As the harvest of crops reaches record levels, thanks a decent monsoon, the authorities need to calibrate the economics of demand and supply in favour of the producer and the consumer and limit the grip of the middle-man.
It is a strange cycle of events in the Indian economy where even with the Covid-19 infection toll crossing 1.1 million the country's economic drivers are simultaneously getting into top gear. It is a phenomenon not being witnessed anywhere else in the world.
This unique spectacle is playing itself out in the stock markets where HDFC Bank held sway along with other premium valuations like IT heavyweights Infosys, HCL and Wipro to post resilient results for June despite experts reading out from their data sheets that an economic contraction is expected anytime.
Concurrently, rural India has just experienced the wettest June since 2013 with rainfall hitting 15 percent above normal and with this monsoon bringing hope to the agricultural belts. Conversely, and sadly, floods in Assam, Arunachal Pradesh, Sikkim, North Bengal and Meghalaya are playing havoc with lives and livelihood.
The kharif harvest and agriculture, this year, provides the silver lining. It has touched record levels with farmers having completed the sowing of it in nearly 55 percent of the season's normal area by the first week of July. The data stands out starkly given that at this time last year only 38 percent of the coverage had been sown. It is not just tech and IT that leads India's economic revival; agriculture is a major contributor as well.

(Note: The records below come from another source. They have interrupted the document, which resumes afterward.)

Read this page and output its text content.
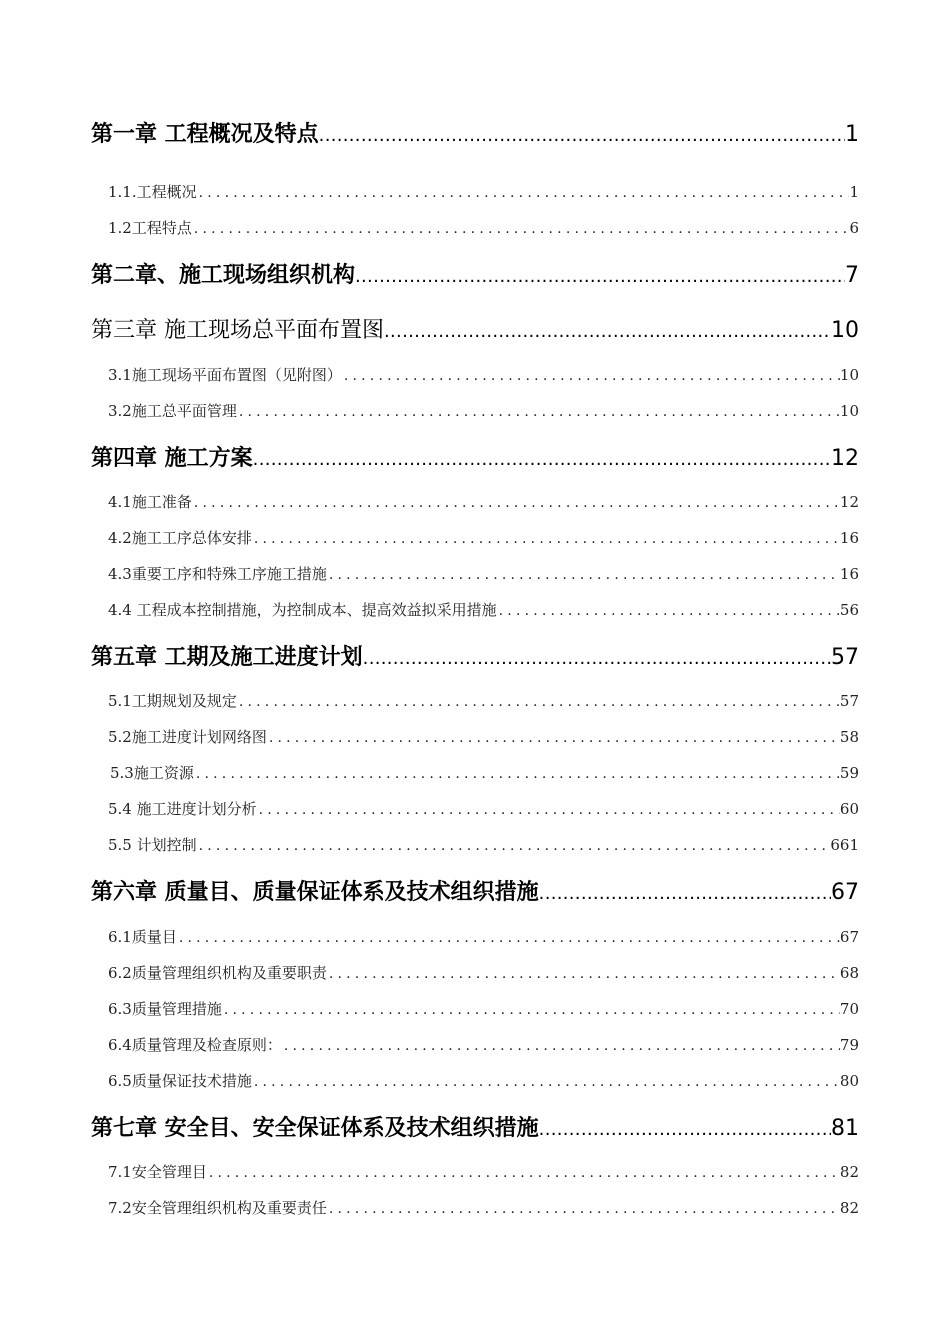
第一章 工程概况及特点 .....	1
1.1.工程概况 .....	1
1.2工程特点 .....	6
第二章、施工现场组织机构 .....	7
第三章 施工现场总平面布置图 .....	10
3.1施工现场平面布置图（见附图） .....	10
3.2施工总平面管理 .....	10
第四章 施工方案 .....	12
4.1施工准备 .....	12
4.2施工工序总体安排 .....	16
4.3重要工序和特殊工序施工措施 .....	16
4.4 工程成本控制措施，为控制成本、提高效益拟采用措施 .....	56
第五章 工期及施工进度计划 .....	57
5.1工期规划及规定 .....	57
5.2施工进度计划网络图 .....	58
5.3施工资源 .....	59
5.4 施工进度计划分析 .....	60
5.5 计划控制 .....	661
第六章 质量目、质量保证体系及技术组织措施 .....	67
6.1质量目 .....	67
6.2质量管理组织机构及重要职责 .....	68
6.3质量管理措施 .....	70
6.4质量管理及检查原则： .....	79
6.5质量保证技术措施 .....	80
第七章 安全目、安全保证体系及技术组织措施 .....	81
7.1安全管理目 .....	82
7.2安全管理组织机构及重要责任 .....	82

The kharif crop is not alone - every kind of crop from paddy, pulses, maize, bajra, jowar, small millets, soyabean, sesamum, groundnut and cotton have posted excellent performances coupled to which has been the intent shown by the farmers themselves who have orchestrated double digit growth every month from November on the purchase of fertilizer and sales of tractors which have bucked a very obvious auto slump. They have been buoyed with hope and this sense of optimism is paying rich dividends.

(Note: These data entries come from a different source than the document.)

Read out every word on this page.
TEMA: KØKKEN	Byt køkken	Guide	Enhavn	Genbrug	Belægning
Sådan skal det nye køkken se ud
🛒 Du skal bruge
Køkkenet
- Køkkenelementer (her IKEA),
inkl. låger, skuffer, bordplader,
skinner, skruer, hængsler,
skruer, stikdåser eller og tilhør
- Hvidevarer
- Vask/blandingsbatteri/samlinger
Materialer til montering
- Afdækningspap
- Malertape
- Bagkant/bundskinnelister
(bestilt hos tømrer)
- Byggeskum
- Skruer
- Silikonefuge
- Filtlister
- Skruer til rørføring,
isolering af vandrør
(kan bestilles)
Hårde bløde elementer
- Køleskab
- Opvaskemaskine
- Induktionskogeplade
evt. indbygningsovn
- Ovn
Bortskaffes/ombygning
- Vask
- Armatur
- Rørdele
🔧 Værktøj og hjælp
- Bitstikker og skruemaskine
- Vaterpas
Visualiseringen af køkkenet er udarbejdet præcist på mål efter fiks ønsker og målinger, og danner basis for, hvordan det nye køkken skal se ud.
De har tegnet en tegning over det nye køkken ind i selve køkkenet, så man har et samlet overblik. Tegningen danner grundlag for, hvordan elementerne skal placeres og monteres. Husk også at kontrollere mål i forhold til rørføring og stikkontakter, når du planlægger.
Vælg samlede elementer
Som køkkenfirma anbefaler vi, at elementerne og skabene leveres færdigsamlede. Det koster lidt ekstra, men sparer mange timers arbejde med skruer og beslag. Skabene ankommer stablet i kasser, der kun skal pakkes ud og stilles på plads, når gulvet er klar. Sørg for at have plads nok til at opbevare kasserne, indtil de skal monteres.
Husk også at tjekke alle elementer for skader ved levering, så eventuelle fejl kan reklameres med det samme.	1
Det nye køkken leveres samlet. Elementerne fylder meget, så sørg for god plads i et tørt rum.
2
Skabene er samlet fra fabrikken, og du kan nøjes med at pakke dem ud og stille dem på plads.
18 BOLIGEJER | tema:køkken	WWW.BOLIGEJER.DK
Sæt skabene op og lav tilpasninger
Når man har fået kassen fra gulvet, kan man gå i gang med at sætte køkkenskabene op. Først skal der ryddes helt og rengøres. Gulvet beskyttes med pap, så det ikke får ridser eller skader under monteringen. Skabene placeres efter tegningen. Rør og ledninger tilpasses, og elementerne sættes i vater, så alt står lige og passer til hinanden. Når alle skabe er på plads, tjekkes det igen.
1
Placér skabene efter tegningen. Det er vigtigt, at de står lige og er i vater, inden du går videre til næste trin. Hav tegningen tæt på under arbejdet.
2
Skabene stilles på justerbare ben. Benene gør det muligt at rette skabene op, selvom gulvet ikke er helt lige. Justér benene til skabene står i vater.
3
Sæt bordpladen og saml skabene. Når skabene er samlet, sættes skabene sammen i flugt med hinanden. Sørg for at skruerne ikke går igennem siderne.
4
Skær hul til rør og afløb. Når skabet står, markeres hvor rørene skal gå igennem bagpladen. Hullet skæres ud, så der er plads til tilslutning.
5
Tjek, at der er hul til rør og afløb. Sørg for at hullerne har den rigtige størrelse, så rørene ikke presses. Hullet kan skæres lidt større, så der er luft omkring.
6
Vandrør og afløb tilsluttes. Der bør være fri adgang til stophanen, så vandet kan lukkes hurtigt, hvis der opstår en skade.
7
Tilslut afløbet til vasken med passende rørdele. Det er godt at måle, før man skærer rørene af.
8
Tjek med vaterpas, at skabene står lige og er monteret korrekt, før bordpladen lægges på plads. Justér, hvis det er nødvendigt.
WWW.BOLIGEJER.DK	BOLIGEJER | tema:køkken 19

The call of the hour now is for the authorities and regulators to be on high alert and take preemptive measures against natural calamities like sudden drop in rainfall - which can never be ruled out - or from a fresh threat from locust swarms which are apparently beginning to take shape in desert breeding areas and in neighbouring countries like Pakistan.
The agricultural sector is showing signs of fast revival against a very stressful set of social realities. The government's introduction of reforms must be extended towards sending out the right message to the farmer and the end user.
The time has now come to focus on the sustainability of the farmers themselves. The problem of plenty should be managed properly. An abundance of produce would normally lead to an increase in supply which in turn results to a slide in crop prices which, ultimately, impacts on a farmer's income. The role of the intermediary in this case must be monitored carefully to ensure that the primary producer's share in the income does not decline. The government's role in maintaining food prices at acceptable levels to aid the farmer would be a key solution to this process.
The economics of demand and supply must be calibrated for the benefit of all, but specially for the producer. The role of the private player needs to be streamlined. By habit it is the middle-man who gains while the producer and consumer suffer in equal measure - the farmer gets low prices and the consumer pays high rates.
This is precisely where the authorities need to step in for the well-being of the farmers, the farmers' associations and the respective state authorities. To ensure that farmers do not fall into debt traps, thanks to the grip exercised by informal credit markets, there needs to be more purpose through action towards improving input and output chains and make agriculture a healthy industry.
The aim is to make the business of agriculture transparent and sustainable. Once that is done the engines that drive India's economy will be better serviced and post more mileage through the capability of the farmers.